Oh boy. This is tricky explaining this like I’m 5. There’s so examples in my own way though! PM me if you need more of an explanation.

Text burstiness is like when you talk a lot all at once, and then don’t talk for a little while. Text perplexity is like trying to figure out what someone is trying to say when they talk like that. A large language model is like a really smart robot that can understand and talk using words, and we use text burstiness and perplexity to measure how well it’s doing its job.

Anonymous 0 Comments

Text burstiness (in regards to GPT-0; it’s slightly different depending on what you’re talking about) has to do with the fact that human beings tend to write a bursty fashion while machines tend to write in a uniform fashion. So a human written text would have short sentences intermixed with long ones while a computer-generated text would have mostly sentences of the same length (this is primarily what GPT-0 is detecting). In terms of measuring it, you’re normally looking at the probability distribution. Nice, neat probability distributions (like normal distributions) mean a computer. Messy probability distributions mean human.

Perplexity deals with the amount of information in the text. Natural language is highly redundant – it’s what enables us to use the same language to communicate in a crowded bar and at an intimate dinner.
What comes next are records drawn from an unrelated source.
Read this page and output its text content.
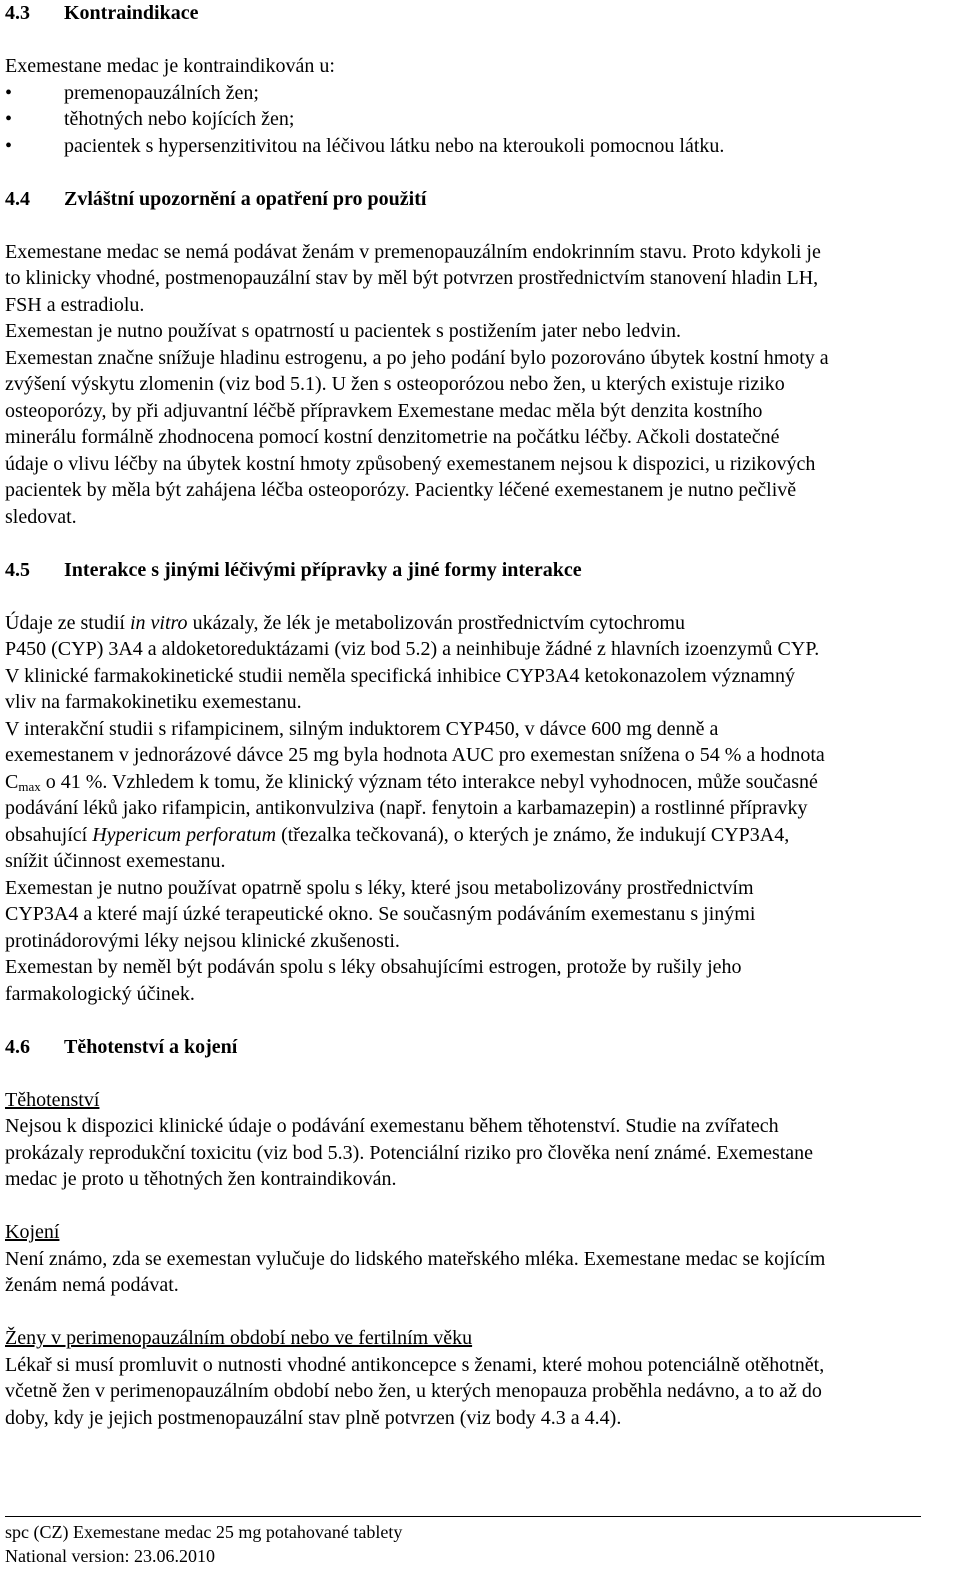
4.3 Kontraindikace
Exemestane medac je kontraindikován u:
•	premenopauzálních žen;
•	těhotných nebo kojících žen;
•	pacientek s hypersenzitivitou na léčivou látku nebo na kteroukoli pomocnou látku.
4.4 Zvláštní upozornění a opatření pro použití
Exemestane medac se nemá podávat ženám v premenopauzálním endokrinním stavu. Proto kdykoli je
to klinicky vhodné, postmenopauzální stav by měl být potvrzen prostřednictvím stanovení hladin LH,
FSH a estradiolu.
Exemestan je nutno používat s opatrností u pacientek s postižením jater nebo ledvin.
Exemestan značne snížuje hladinu estrogenu, a po jeho podání bylo pozorováno úbytek kostní hmoty a
zvýšení výskytu zlomenin (viz bod 5.1). U žen s osteoporózou nebo žen, u kterých existuje riziko
osteoporózy, by při adjuvantní léčbě přípravkem Exemestane medac měla být denzita kostního
minerálu formálně zhodnocena pomocí kostní denzitometrie na počátku léčby. Ačkoli dostatečné
údaje o vlivu léčby na úbytek kostní hmoty způsobený exemestanem nejsou k dispozici, u rizikových
pacientek by měla být zahájena léčba osteoporózy. Pacientky léčené exemestanem je nutno pečlivě
sledovat.
4.5 Interakce s jinými léčivými přípravky a jiné formy interakce
Údaje ze studií in vitro ukázaly, že lék je metabolizován prostřednictvím cytochromu
P450 (CYP) 3A4 a aldoketoreduktázami (viz bod 5.2) a neinhibuje žádné z hlavních izoenzymů CYP.
V klinické farmakokinetické studii neměla specifická inhibice CYP3A4 ketokonazolem významný
vliv na farmakokinetiku exemestanu.
V interakční studii s rifampicinem, silným induktorem CYP450, v dávce 600 mg denně a
exemestanem v jednorázové dávce 25 mg byla hodnota AUC pro exemestan snížena o 54 % a hodnota
$C_{max}$ o 41 %. Vzhledem k tomu, že klinický význam této interakce nebyl vyhodnocen, může současné
podávání léků jako rifampicin, antikonvulziva (např. fenytoin a karbamazepin) a rostlinné přípravky
obsahující Hypericum perforatum (třezalka tečkovaná), o kterých je známo, že indukují CYP3A4,
snížit účinnost exemestanu.
Exemestan je nutno používat opatrně spolu s léky, které jsou metabolizovány prostřednictvím
CYP3A4 a které mají úzké terapeutické okno. Se současným podáváním exemestanu s jinými
protinádorovými léky nejsou klinické zkušenosti.
Exemestan by neměl být podáván spolu s léky obsahujícími estrogen, protože by rušily jeho
farmakologický účinek.
4.6 Těhotenství a kojení
Těhotenství
Nejsou k dispozici klinické údaje o podávání exemestanu během těhotenství. Studie na zvířatech
prokázaly reprodukční toxicitu (viz bod 5.3). Potenciální riziko pro člověka není známé. Exemestane
medac je proto u těhotných žen kontraindikován.
Kojení
Není známo, zda se exemestan vylučuje do lidského mateřského mléka. Exemestane medac se kojícím
ženám nemá podávat.
Ženy v perimenopauzálním období nebo ve fertilním věku
Lékař si musí promluvit o nutnosti vhodné antikoncepce s ženami, které mohou potenciálně otěhotnět,
včetně žen v perimenopauzálním období nebo žen, u kterých menopauza proběhla nedávno, a to až do
doby, kdy je jejich postmenopauzální stav plně potvrzen (viz body 4.3 a 4.4).
spc (CZ) Exemestane medac 25 mg potahované tablety
National version: 23.06.2010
Even if you lose some of the text, you can still understand what it says.

High perplexity can also involve external factors the AI can’t predict. Consider the sentence: “Alice awoke after Adam”. This is a fairly simple sentence, but the alliteration adds an additional layer of meaning the AI probably can’t see.

AI is also built on probabilistic models, so it struggles when you’re dealing with text where the words/phrases have a high degree of variance in terms of their specificity. Legal documents tend to have high perplexity because they use key words/phrases that have to be *exactly that*. “Involuntary manslaughter” and “unintentional killing” mean the same thing in common language but not legal language.

To some extent, generative AI for text works on the principle of asking “what’s the most likely word after this one?”. In a perfectly perplex text, the AI would always guess incorrectly.